While confirming the federation between the Workers’ Party, the Communist Party of Brazil (PCdoB), and the Green Party (PV) this week, the group set out its core proposals to repeal the 2017 labor reform and federal spending cap, as well as raising taxes on large fortunes.
Both the labor reform and public spending cap came during the Michel Temer administration, who took office in 2016 after Congress impeached the Workers’ Party’s Dilma Rousseff.
The Workers’ Party candidate and former President Luiz Inácio Lula da Silva is critical of how the labor reform scrapped mandatory trade union dues, the prime source of funding for representative entities.

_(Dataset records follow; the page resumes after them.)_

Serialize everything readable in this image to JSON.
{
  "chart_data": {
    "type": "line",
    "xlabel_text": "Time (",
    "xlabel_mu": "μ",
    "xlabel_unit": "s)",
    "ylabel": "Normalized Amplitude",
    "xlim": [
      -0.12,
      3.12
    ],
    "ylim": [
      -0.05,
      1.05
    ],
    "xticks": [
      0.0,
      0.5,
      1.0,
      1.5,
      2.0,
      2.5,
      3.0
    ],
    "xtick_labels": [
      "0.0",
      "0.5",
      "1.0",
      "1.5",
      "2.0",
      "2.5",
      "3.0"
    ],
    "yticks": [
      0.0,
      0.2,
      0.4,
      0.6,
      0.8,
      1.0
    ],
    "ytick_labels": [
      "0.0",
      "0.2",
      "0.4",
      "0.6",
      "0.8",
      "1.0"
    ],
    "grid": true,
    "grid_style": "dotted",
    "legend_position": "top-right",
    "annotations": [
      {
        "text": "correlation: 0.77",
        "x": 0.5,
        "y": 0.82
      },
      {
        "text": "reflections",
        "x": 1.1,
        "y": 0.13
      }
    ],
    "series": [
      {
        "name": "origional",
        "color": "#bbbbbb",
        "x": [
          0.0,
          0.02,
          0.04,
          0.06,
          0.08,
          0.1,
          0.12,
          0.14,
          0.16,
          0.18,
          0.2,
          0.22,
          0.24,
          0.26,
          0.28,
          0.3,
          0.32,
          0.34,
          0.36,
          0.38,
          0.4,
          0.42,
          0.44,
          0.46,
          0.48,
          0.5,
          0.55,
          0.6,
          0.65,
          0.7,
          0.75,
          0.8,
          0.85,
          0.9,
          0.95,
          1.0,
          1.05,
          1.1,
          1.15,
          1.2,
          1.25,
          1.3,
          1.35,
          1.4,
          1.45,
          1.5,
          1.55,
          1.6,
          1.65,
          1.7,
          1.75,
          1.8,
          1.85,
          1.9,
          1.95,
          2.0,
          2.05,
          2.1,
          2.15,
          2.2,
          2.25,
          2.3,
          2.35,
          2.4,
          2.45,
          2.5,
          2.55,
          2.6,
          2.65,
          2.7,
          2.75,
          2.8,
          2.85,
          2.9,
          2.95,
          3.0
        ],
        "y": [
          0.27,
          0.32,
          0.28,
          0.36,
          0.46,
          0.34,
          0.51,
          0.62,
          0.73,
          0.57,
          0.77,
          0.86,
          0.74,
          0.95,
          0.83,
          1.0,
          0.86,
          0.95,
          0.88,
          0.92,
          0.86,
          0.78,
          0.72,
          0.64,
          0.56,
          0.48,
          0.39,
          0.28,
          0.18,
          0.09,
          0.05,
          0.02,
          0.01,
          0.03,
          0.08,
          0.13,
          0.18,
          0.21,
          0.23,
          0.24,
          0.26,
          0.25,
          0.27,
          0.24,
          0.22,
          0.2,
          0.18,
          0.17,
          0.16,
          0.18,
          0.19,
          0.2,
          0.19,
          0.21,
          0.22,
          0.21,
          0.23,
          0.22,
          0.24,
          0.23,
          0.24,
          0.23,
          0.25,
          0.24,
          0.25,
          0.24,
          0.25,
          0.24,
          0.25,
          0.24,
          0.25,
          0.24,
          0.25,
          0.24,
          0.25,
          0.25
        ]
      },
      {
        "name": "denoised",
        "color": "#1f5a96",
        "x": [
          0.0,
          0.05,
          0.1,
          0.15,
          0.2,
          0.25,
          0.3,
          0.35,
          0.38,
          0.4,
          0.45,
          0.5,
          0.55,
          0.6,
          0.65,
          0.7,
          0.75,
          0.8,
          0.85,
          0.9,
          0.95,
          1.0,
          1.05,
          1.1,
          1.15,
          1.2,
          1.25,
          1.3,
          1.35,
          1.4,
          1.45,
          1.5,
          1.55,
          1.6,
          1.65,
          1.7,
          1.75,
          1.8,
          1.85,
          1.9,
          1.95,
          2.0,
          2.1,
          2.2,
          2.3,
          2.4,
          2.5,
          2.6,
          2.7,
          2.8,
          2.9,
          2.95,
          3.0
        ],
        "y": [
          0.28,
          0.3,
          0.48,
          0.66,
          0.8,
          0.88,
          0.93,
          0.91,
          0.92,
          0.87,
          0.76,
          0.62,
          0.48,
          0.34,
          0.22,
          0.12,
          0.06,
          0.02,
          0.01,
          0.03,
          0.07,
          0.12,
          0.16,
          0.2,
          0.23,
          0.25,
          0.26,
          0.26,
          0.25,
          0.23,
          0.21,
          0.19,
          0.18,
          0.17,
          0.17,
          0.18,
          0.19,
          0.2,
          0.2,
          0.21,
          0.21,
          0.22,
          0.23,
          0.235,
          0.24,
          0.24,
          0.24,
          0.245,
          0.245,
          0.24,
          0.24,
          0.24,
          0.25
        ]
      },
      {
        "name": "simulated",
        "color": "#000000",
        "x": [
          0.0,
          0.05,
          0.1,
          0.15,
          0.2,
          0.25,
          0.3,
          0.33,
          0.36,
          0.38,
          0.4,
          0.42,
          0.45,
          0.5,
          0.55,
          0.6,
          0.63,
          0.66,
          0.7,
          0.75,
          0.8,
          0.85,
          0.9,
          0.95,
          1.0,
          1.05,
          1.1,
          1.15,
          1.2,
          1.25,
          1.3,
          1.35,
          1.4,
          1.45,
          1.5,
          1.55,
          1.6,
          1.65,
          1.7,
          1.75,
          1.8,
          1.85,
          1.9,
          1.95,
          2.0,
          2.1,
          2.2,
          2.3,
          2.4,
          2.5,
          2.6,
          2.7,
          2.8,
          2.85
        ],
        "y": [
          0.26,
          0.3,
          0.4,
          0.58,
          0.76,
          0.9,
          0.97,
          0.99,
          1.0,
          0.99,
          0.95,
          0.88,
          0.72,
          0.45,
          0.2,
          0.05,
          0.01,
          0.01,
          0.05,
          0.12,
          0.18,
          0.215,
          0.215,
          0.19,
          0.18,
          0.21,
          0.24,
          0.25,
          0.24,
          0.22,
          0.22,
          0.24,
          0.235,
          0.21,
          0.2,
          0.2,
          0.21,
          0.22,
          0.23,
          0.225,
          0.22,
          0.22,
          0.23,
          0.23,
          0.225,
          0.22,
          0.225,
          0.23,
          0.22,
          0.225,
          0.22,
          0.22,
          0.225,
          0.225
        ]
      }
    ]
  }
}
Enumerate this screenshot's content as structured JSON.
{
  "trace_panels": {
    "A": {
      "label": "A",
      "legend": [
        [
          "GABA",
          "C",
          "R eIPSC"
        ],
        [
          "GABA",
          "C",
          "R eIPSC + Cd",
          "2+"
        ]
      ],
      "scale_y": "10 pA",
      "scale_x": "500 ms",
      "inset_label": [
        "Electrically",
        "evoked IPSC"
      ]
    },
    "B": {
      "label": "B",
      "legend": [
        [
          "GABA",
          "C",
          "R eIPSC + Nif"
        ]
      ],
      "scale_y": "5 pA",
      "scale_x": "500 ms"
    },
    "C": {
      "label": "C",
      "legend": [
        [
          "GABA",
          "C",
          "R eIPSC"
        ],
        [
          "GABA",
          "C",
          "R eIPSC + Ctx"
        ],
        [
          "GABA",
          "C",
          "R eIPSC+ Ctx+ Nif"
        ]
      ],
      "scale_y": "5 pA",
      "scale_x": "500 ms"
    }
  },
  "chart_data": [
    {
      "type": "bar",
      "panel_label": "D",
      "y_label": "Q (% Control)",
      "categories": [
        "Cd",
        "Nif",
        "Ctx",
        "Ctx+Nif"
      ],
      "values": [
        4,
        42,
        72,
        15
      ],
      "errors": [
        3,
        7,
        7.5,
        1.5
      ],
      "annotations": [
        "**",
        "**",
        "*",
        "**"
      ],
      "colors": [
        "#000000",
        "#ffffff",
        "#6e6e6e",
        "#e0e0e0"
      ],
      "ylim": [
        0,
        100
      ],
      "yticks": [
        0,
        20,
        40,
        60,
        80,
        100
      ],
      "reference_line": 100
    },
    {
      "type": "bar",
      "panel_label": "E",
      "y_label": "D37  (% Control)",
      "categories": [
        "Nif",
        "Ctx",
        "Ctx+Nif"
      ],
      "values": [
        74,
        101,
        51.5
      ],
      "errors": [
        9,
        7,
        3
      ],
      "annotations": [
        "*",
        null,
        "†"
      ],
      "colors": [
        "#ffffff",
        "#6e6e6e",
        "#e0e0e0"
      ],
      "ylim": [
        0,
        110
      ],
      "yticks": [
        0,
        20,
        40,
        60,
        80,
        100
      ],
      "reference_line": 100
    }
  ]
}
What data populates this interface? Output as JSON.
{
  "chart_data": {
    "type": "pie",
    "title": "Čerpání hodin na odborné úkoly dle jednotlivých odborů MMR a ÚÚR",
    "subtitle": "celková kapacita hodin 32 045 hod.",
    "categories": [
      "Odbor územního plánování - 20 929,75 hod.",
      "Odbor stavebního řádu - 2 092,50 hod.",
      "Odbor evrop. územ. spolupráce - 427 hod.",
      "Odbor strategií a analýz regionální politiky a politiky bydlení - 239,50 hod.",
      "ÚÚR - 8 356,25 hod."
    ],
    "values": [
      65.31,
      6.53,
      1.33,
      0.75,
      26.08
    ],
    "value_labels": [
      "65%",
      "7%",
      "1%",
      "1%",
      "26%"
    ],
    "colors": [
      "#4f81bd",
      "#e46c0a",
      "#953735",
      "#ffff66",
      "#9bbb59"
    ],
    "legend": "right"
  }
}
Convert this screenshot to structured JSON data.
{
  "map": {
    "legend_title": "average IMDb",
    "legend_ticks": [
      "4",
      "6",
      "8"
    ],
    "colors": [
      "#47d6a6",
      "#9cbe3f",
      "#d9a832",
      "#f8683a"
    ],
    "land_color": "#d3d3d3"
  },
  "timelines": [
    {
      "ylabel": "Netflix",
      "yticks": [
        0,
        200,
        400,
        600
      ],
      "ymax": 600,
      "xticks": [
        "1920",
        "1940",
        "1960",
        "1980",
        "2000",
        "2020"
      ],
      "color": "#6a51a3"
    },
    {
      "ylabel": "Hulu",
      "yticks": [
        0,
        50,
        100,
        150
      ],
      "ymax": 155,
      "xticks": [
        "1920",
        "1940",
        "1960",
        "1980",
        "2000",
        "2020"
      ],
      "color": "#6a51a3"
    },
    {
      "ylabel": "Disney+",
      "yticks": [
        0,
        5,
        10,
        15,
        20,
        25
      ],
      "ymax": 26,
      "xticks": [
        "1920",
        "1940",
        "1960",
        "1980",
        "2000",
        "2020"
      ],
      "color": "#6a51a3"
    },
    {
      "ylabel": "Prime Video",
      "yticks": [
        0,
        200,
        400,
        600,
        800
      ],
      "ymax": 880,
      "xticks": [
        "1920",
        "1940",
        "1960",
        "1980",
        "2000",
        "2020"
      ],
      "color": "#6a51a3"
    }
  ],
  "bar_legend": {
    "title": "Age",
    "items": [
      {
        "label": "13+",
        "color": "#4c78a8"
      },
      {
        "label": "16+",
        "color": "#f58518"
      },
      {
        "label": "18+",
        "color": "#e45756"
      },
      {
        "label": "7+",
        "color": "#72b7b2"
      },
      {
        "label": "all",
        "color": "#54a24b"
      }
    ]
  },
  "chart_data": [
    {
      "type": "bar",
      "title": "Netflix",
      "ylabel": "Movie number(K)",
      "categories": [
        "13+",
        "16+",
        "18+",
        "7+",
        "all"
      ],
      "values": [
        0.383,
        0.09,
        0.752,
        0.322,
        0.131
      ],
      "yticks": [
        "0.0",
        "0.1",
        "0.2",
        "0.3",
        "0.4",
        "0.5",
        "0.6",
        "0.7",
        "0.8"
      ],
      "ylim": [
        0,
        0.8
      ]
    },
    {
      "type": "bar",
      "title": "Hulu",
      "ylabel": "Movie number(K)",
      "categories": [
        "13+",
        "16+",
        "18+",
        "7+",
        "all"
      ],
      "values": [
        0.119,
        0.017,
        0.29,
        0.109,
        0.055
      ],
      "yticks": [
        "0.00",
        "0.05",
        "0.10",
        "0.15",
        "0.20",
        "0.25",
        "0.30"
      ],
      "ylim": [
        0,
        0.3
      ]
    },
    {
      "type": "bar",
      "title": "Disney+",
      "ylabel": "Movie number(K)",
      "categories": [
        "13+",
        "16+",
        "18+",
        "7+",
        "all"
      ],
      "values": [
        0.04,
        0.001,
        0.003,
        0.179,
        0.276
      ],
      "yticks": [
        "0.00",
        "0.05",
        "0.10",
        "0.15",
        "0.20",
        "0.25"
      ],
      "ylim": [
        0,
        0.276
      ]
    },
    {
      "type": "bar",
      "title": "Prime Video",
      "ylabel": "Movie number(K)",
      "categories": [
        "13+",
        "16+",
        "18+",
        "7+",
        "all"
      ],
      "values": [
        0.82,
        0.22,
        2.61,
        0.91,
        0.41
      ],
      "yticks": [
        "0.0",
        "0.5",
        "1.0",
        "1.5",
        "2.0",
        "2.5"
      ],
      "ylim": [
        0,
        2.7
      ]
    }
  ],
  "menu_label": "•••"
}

Before going into politics, Lula himself spent years as a trade union leader and organizer.
Lula’s election platform includes promises to make “the wealthy pay the right amount in income and wealth taxes.” Brazil’s Constitution includes a provision to tax large fortunes, but it has never been regulated or properly implemented. Studies indicate such a measure could generate revenue of BRL 100 billion per year (USD 467 million) and affect less than 0.1 percent of the population.
The proposals are clearly likely to cause discomfort to economic elites and other sectors who could help Lula reclaim the presidency. While all too aware of this, Lula is hoping the proposals will be sufficiently popular among the electorate.